Share Your Baby Parade Experiences With The AP Historical Society
Whether you’ve ever attended the event, which has had a few revivals, or recall anything about the parades, then Kate DelVecchio, a member of the Asbury Park archives committee, would love to hear from you. DelVecchio, a masters’ degree student in the Urban Studies program at Fordham University in New York, is researching the Baby Parade in preparation for an upcoming project on the famous event.
“If you remember what it was like to be there, recall hearing about it from others, or have photos and mementos, I would love to hear from you,” she said. There is an Aug. 2 deadline for providing information or artifacts.
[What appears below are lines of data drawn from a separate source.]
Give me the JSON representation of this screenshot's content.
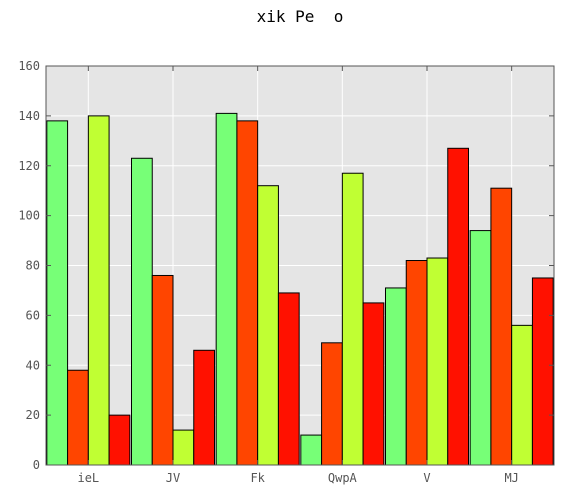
{
  "chart_data": {
    "type": "bar",
    "title": "xik Pe  o",
    "xlabel": "",
    "ylabel": "",
    "ylim": [
      0,
      160
    ],
    "yticks": [
      0,
      20,
      40,
      60,
      80,
      100,
      120,
      140,
      160
    ],
    "grid": true,
    "categories": [
      "ieL",
      "JV",
      "Fk",
      "QwpA",
      "V",
      "MJ"
    ],
    "series": [
      {
        "color": "#77ff77",
        "values": [
          138,
          123,
          141,
          12,
          71,
          94
        ]
      },
      {
        "color": "#ff4500",
        "values": [
          38,
          76,
          138,
          49,
          82,
          111
        ]
      },
      {
        "color": "#c0ff33",
        "values": [
          140,
          14,
          112,
          117,
          83,
          56
        ]
      },
      {
        "color": "#ff1100",
        "values": [
          20,
          46,
          69,
          65,
          127,
          75
        ]
      }
    ],
    "plot_background": "#e5e5e5",
    "grid_color": "#ffffff"
  }
}
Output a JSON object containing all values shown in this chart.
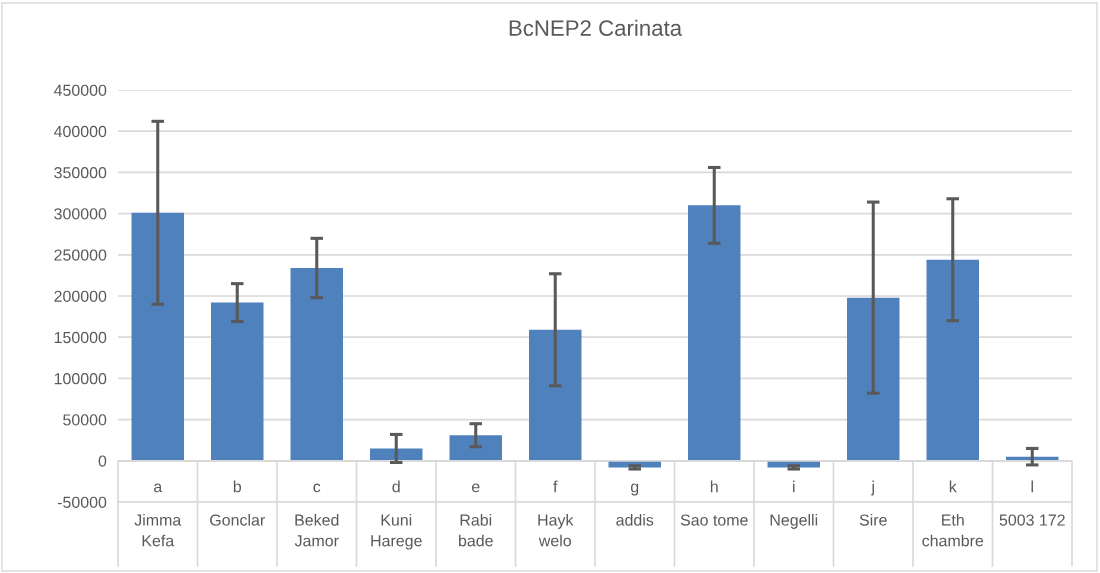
{
  "chart_data": {
    "type": "bar",
    "title": "BcNEP2 Carinata",
    "categories": [
      "a",
      "b",
      "c",
      "d",
      "e",
      "f",
      "g",
      "h",
      "i",
      "j",
      "k",
      "l"
    ],
    "values": [
      301000,
      192000,
      234000,
      15000,
      31000,
      159000,
      -8000,
      310000,
      -8000,
      198000,
      244000,
      5000
    ],
    "errors": [
      111000,
      23000,
      36000,
      17000,
      14000,
      68000,
      2000,
      46000,
      2000,
      116000,
      74000,
      10000
    ],
    "color": "#4f81bd",
    "ylim": [
      -50000,
      450000
    ],
    "yticks": [
      -50000,
      0,
      50000,
      100000,
      150000,
      200000,
      250000,
      300000,
      350000,
      400000,
      450000
    ],
    "grid": "y",
    "annotations": [
      "Jimma\nKefa",
      "Gonclar",
      "Beked\nJamor",
      "Kuni\nHarege",
      "Rabi\nbade",
      "Hayk\nwelo",
      "addis",
      "Sao tome",
      "Negelli",
      "Sire",
      "Eth\nchambre",
      "5003 172"
    ]
  }
}
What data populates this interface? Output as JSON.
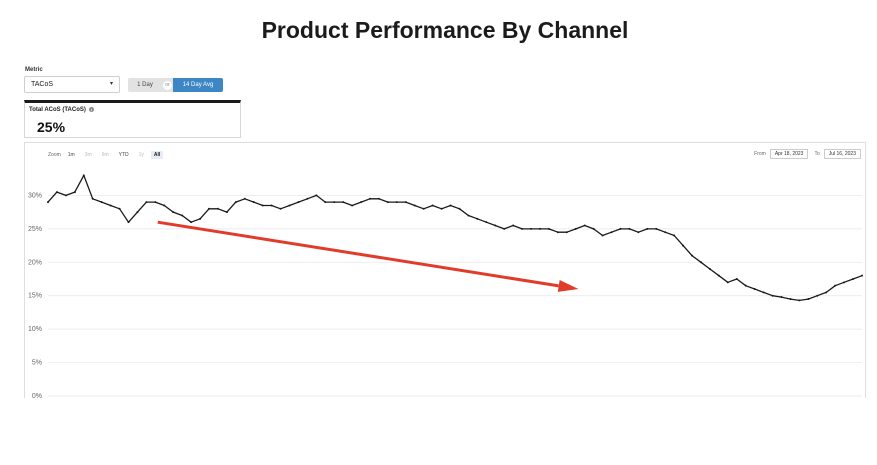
{
  "page": {
    "title": "Product Performance By Channel"
  },
  "metric": {
    "label": "Metric",
    "selected": "TACoS"
  },
  "toggle": {
    "option_1": "1 Day",
    "separator": "or",
    "option_2": "14 Day Avg",
    "active": "14 Day Avg"
  },
  "kpi": {
    "label": "Total ACoS (TACoS)",
    "info_glyph": "i",
    "value": "25%"
  },
  "zoom": {
    "label": "Zoom",
    "options": [
      "1m",
      "3m",
      "6m",
      "YTD",
      "1y",
      "All"
    ],
    "active": "All"
  },
  "date_range": {
    "from_label": "From",
    "from": "Apr 18, 2023",
    "to_label": "To",
    "to": "Jul 16, 2023"
  },
  "colors": {
    "line": "#1a1a1a",
    "arrow": "#e23b2a",
    "grid": "#e6e6e6",
    "toggle_active": "#3d86c6"
  },
  "chart_data": {
    "type": "line",
    "title": "",
    "xlabel": "",
    "ylabel": "",
    "ylim": [
      0,
      35
    ],
    "yticks": [
      0,
      5,
      10,
      15,
      20,
      25,
      30
    ],
    "ytick_labels": [
      "0%",
      "5%",
      "10%",
      "15%",
      "20%",
      "25%",
      "30%"
    ],
    "grid": true,
    "x_start": "Apr 18, 2023",
    "x_end": "Jul 16, 2023",
    "series": [
      {
        "values": [
          29,
          30.5,
          30,
          30.5,
          33,
          29.5,
          29,
          28.5,
          28,
          26,
          27.5,
          29,
          29,
          28.5,
          27.5,
          27,
          26,
          26.5,
          28,
          28,
          27.5,
          29,
          29.5,
          29,
          28.5,
          28.5,
          28,
          28.5,
          29,
          29.5,
          30,
          29,
          29,
          29,
          28.5,
          29,
          29.5,
          29.5,
          29,
          29,
          29,
          28.5,
          28,
          28.5,
          28,
          28.5,
          28,
          27,
          26.5,
          26,
          25.5,
          25,
          25.5,
          25,
          25,
          25,
          25,
          24.5,
          24.5,
          25,
          25.5,
          25,
          24,
          24.5,
          25,
          25,
          24.5,
          25,
          25,
          24.5,
          24,
          22.5,
          21,
          20,
          19,
          18,
          17,
          17.5,
          16.5,
          16,
          15.5,
          15,
          14.8,
          14.5,
          14.3,
          14.5,
          15,
          15.5,
          16.5,
          17,
          17.5,
          18
        ]
      }
    ],
    "annotations": [
      {
        "type": "arrow",
        "from": [
          "Apr 30, 2023",
          26
        ],
        "to": [
          "Jun 15, 2023",
          16
        ]
      }
    ]
  }
}
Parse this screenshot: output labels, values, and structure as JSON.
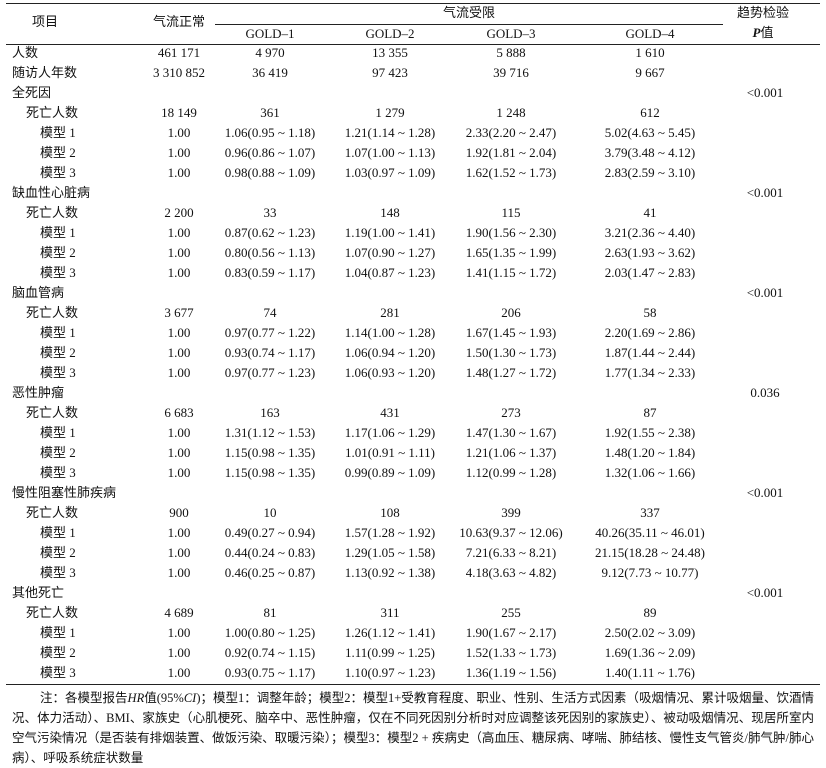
{
  "table": {
    "header": {
      "item": "项目",
      "normal": "气流正常",
      "group": "气流受限",
      "subcols": [
        "GOLD–1",
        "GOLD–2",
        "GOLD–3",
        "GOLD–4"
      ],
      "trend": "趋势检验",
      "trend_p": "P",
      "trend_suffix": "值"
    },
    "top_rows": [
      {
        "label": "人数",
        "values": [
          "461 171",
          "4 970",
          "13 355",
          "5 888",
          "1 610"
        ]
      },
      {
        "label": "随访人年数",
        "values": [
          "3 310 852",
          "36 419",
          "97 423",
          "39 716",
          "9 667"
        ]
      }
    ],
    "sections": [
      {
        "title": "全死因",
        "p": "<0.001",
        "rows": [
          {
            "label": "死亡人数",
            "values": [
              "18 149",
              "361",
              "1 279",
              "1 248",
              "612"
            ]
          },
          {
            "label": "模型 1",
            "values": [
              "1.00",
              "1.06(0.95 ~ 1.18)",
              "1.21(1.14 ~ 1.28)",
              "2.33(2.20 ~ 2.47)",
              "5.02(4.63 ~ 5.45)"
            ]
          },
          {
            "label": "模型 2",
            "values": [
              "1.00",
              "0.96(0.86 ~ 1.07)",
              "1.07(1.00 ~ 1.13)",
              "1.92(1.81 ~ 2.04)",
              "3.79(3.48 ~ 4.12)"
            ]
          },
          {
            "label": "模型 3",
            "values": [
              "1.00",
              "0.98(0.88 ~ 1.09)",
              "1.03(0.97 ~ 1.09)",
              "1.62(1.52 ~ 1.73)",
              "2.83(2.59 ~ 3.10)"
            ]
          }
        ]
      },
      {
        "title": "缺血性心脏病",
        "p": "<0.001",
        "rows": [
          {
            "label": "死亡人数",
            "values": [
              "2 200",
              "33",
              "148",
              "115",
              "41"
            ]
          },
          {
            "label": "模型 1",
            "values": [
              "1.00",
              "0.87(0.62 ~ 1.23)",
              "1.19(1.00 ~ 1.41)",
              "1.90(1.56 ~ 2.30)",
              "3.21(2.36 ~ 4.40)"
            ]
          },
          {
            "label": "模型 2",
            "values": [
              "1.00",
              "0.80(0.56 ~ 1.13)",
              "1.07(0.90 ~ 1.27)",
              "1.65(1.35 ~ 1.99)",
              "2.63(1.93 ~ 3.62)"
            ]
          },
          {
            "label": "模型 3",
            "values": [
              "1.00",
              "0.83(0.59 ~ 1.17)",
              "1.04(0.87 ~ 1.23)",
              "1.41(1.15 ~ 1.72)",
              "2.03(1.47 ~ 2.83)"
            ]
          }
        ]
      },
      {
        "title": "脑血管病",
        "p": "<0.001",
        "rows": [
          {
            "label": "死亡人数",
            "values": [
              "3 677",
              "74",
              "281",
              "206",
              "58"
            ]
          },
          {
            "label": "模型 1",
            "values": [
              "1.00",
              "0.97(0.77 ~ 1.22)",
              "1.14(1.00 ~ 1.28)",
              "1.67(1.45 ~ 1.93)",
              "2.20(1.69 ~ 2.86)"
            ]
          },
          {
            "label": "模型 2",
            "values": [
              "1.00",
              "0.93(0.74 ~ 1.17)",
              "1.06(0.94 ~ 1.20)",
              "1.50(1.30 ~ 1.73)",
              "1.87(1.44 ~ 2.44)"
            ]
          },
          {
            "label": "模型 3",
            "values": [
              "1.00",
              "0.97(0.77 ~ 1.23)",
              "1.06(0.93 ~ 1.20)",
              "1.48(1.27 ~ 1.72)",
              "1.77(1.34 ~ 2.33)"
            ]
          }
        ]
      },
      {
        "title": "恶性肿瘤",
        "p": "0.036",
        "rows": [
          {
            "label": "死亡人数",
            "values": [
              "6 683",
              "163",
              "431",
              "273",
              "87"
            ]
          },
          {
            "label": "模型 1",
            "values": [
              "1.00",
              "1.31(1.12 ~ 1.53)",
              "1.17(1.06 ~ 1.29)",
              "1.47(1.30 ~ 1.67)",
              "1.92(1.55 ~ 2.38)"
            ]
          },
          {
            "label": "模型 2",
            "values": [
              "1.00",
              "1.15(0.98 ~ 1.35)",
              "1.01(0.91 ~ 1.11)",
              "1.21(1.06 ~ 1.37)",
              "1.48(1.20 ~ 1.84)"
            ]
          },
          {
            "label": "模型 3",
            "values": [
              "1.00",
              "1.15(0.98 ~ 1.35)",
              "0.99(0.89 ~ 1.09)",
              "1.12(0.99 ~ 1.28)",
              "1.32(1.06 ~ 1.66)"
            ]
          }
        ]
      },
      {
        "title": "慢性阻塞性肺疾病",
        "p": "<0.001",
        "rows": [
          {
            "label": "死亡人数",
            "values": [
              "900",
              "10",
              "108",
              "399",
              "337"
            ]
          },
          {
            "label": "模型 1",
            "values": [
              "1.00",
              "0.49(0.27 ~ 0.94)",
              "1.57(1.28 ~ 1.92)",
              "10.63(9.37 ~ 12.06)",
              "40.26(35.11 ~ 46.01)"
            ]
          },
          {
            "label": "模型 2",
            "values": [
              "1.00",
              "0.44(0.24 ~ 0.83)",
              "1.29(1.05 ~ 1.58)",
              "7.21(6.33 ~ 8.21)",
              "21.15(18.28 ~ 24.48)"
            ]
          },
          {
            "label": "模型 3",
            "values": [
              "1.00",
              "0.46(0.25 ~ 0.87)",
              "1.13(0.92 ~ 1.38)",
              "4.18(3.63 ~ 4.82)",
              "9.12(7.73 ~ 10.77)"
            ]
          }
        ]
      },
      {
        "title": "其他死亡",
        "p": "<0.001",
        "rows": [
          {
            "label": "死亡人数",
            "values": [
              "4 689",
              "81",
              "311",
              "255",
              "89"
            ]
          },
          {
            "label": "模型 1",
            "values": [
              "1.00",
              "1.00(0.80 ~ 1.25)",
              "1.26(1.12 ~ 1.41)",
              "1.90(1.67 ~ 2.17)",
              "2.50(2.02 ~ 3.09)"
            ]
          },
          {
            "label": "模型 2",
            "values": [
              "1.00",
              "0.92(0.74 ~ 1.15)",
              "1.11(0.99 ~ 1.25)",
              "1.52(1.33 ~ 1.73)",
              "1.69(1.36 ~ 2.09)"
            ]
          },
          {
            "label": "模型 3",
            "values": [
              "1.00",
              "0.93(0.75 ~ 1.17)",
              "1.10(0.97 ~ 1.23)",
              "1.36(1.19 ~ 1.56)",
              "1.40(1.11 ~ 1.76)"
            ]
          }
        ]
      }
    ]
  },
  "note": [
    "注：各模型报告",
    "HR",
    "值(95%",
    "CI",
    ")；模型1：调整年龄；模型2：模型1+受教育程度、职业、性别、生活方式因素（吸烟情况、累计吸烟量、饮酒情况、体力活动）、BMI、家族史（心肌梗死、脑卒中、恶性肿瘤，仅在不同死因别分析时对应调整该死因别的家族史）、被动吸烟情况、现居所室内空气污染情况（是否装有排烟装置、做饭污染、取暖污染）；模型3：模型2 + 疾病史（高血压、糖尿病、哮喘、肺结核、慢性支气管炎/肺气肿/肺心病）、呼吸系统症状数量"
  ]
}
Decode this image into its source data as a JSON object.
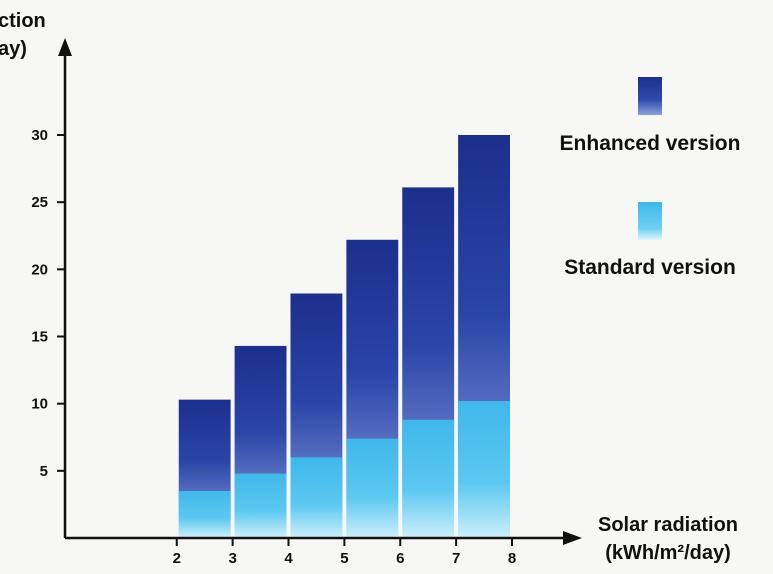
{
  "chart_data": {
    "type": "bar",
    "x_ticks": [
      "2",
      "3",
      "4",
      "5",
      "6",
      "7",
      "8"
    ],
    "x_values": [
      2.5,
      3.5,
      4.5,
      5.5,
      6.5,
      7.5
    ],
    "series": [
      {
        "name": "Enhanced version",
        "values": [
          10.3,
          14.3,
          18.2,
          22.2,
          26.1,
          30.0
        ]
      },
      {
        "name": "Standard version",
        "values": [
          3.5,
          4.8,
          6.0,
          7.4,
          8.8,
          10.2
        ]
      }
    ],
    "y_ticks": [
      "5",
      "10",
      "15",
      "20",
      "25",
      "30"
    ],
    "ylim": [
      0,
      33
    ],
    "xlim": [
      0,
      8.4
    ],
    "ylabel_lines": [
      "ction",
      "ay)"
    ],
    "xlabel_lines": [
      "Solar radiation",
      "(kWh/m²/day)"
    ],
    "legend_position": "right",
    "grid": false,
    "colors": {
      "enhanced_dark": "#1a2f8f",
      "enhanced_mid": "#3a55b5",
      "standard_light": "#4fc3ee",
      "standard_pale": "#a9e3f8",
      "axis": "#111111"
    }
  }
}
The Asbury Park Baby Parade was created at the end of the 19th century by two city residents. The parade grew in popularity and eventually got national attention. Prizes could include a brand new automobile. The parade discontinued at various times in the 20th century, such as during World War II and the Korean War. After the Korean War, the parade was resurrected but did not last long. Another attempt was made to bring the parade back in the 1960s but, that too, did not result in much.
“In its heyday this was an Asbury Park event that received national coverage and it is an important part of Arbury Park’s history,” DelVecchio said. To contact her, send an e-mail to firstname.lastname@example.org or call 973-747-9568 by August 2.
“Any artifacts donated to the Asbury Park Historical Society will be part of an exhibit at the Hall of Records in Freehold in the future,” archives committee member Don Stine said.